Memory mechanism

Memory mechanism


Forgetting is only natural.

No one needs to remember every song they’ve ever heard, or every word they’ve ever said.

So our brains discard unnecessary information.

Anyone who has ever stared blankly at an A-T-M machine, racking their brains for a PIN number, is painfully aware that even necessary information can slip under the cushions.

But scientists at the Buck Institute for Age Research were startled to find that a protein-splitting process that characterizes memory loss in Alzheimer’s disease actually occurs in younger people who don’t have the disease, sometimes at a rate ten times faster.

The protein-splitting leads to the formation of a sticky substance described as “brain plaque”… long thought to be the culprit in Alzheimer’s, an incurable neurodegenerative disease that affects five million Americans.

But it may be that the presence of these brain deposits… more formally known as amyloid [AM-ih-loyd] plaques… are actually normal and help brain cells communicate.

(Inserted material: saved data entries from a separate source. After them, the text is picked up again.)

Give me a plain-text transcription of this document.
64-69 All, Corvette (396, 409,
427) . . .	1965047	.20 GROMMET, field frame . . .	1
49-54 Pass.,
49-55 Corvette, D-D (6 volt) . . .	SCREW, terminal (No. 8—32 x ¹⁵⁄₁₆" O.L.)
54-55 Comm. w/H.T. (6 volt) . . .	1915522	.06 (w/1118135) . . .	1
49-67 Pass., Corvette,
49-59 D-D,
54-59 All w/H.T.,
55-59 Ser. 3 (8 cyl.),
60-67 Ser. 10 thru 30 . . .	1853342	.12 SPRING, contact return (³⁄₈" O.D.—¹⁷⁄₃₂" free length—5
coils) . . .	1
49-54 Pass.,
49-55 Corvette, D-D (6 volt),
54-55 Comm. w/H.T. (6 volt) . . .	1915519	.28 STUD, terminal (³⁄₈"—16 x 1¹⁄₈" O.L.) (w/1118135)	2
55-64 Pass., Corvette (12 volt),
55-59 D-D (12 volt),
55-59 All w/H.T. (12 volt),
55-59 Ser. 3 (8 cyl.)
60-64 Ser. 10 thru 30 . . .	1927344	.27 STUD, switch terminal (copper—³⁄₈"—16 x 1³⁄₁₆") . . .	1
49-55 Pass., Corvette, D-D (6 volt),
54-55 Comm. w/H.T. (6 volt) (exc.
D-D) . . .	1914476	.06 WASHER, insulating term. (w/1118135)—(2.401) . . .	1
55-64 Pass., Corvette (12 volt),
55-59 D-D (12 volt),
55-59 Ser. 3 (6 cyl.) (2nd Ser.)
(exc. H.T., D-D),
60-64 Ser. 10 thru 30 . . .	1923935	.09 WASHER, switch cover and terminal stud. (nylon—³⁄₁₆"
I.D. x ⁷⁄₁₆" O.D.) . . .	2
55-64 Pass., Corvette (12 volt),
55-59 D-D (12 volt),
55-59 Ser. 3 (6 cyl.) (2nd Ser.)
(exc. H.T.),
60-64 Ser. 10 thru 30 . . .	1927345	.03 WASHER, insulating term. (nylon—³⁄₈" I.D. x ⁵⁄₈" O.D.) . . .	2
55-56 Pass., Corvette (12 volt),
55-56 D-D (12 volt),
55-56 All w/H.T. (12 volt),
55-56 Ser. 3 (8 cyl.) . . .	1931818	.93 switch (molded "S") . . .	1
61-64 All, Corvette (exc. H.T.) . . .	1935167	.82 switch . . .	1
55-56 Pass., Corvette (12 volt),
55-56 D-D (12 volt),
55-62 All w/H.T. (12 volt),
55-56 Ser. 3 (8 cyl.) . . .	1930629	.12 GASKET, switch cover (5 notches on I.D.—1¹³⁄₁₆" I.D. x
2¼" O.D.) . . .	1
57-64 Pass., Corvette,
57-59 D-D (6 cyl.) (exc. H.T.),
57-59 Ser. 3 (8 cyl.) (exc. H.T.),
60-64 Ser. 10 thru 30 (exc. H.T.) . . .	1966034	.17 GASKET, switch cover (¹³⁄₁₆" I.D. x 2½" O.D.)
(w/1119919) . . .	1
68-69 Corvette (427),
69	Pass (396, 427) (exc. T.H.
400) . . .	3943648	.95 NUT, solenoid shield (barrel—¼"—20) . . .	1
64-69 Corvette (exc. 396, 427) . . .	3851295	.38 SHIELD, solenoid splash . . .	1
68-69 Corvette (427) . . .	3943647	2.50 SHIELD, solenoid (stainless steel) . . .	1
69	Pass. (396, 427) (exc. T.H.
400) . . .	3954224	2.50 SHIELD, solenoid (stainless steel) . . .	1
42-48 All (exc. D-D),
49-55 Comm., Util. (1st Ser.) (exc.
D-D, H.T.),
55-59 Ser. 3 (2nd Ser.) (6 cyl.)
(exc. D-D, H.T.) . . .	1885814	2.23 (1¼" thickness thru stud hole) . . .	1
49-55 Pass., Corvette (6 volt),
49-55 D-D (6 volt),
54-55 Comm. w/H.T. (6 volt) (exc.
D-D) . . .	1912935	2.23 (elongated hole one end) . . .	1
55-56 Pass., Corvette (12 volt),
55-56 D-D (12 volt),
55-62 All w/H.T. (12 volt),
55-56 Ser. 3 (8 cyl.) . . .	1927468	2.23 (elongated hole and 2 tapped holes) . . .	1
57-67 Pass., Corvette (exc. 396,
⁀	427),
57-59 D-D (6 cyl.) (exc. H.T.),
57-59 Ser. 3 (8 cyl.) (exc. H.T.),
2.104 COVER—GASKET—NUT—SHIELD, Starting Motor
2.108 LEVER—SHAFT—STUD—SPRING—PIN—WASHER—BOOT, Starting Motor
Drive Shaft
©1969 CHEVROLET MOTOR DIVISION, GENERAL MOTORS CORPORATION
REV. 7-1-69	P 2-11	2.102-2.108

Researchers think a younger person’s brain is balanced by a biochemical process that makes new memories and discards old ones… while the weight in an Alzheimer’s brain comes down too heavily on the memory-loss side of the scale.

The study, published in the Journal of Alzheimer’s Disease, indicates a molecular “switch” associated with the protein-splitting mechanism is stuck in a position where it destroys… rather than builds… memory in Alzheimer’s patients.

Researchers hope to find molecular ways to tip the scales toward memory retention.

If that happens, it will be a memorable moment indeed.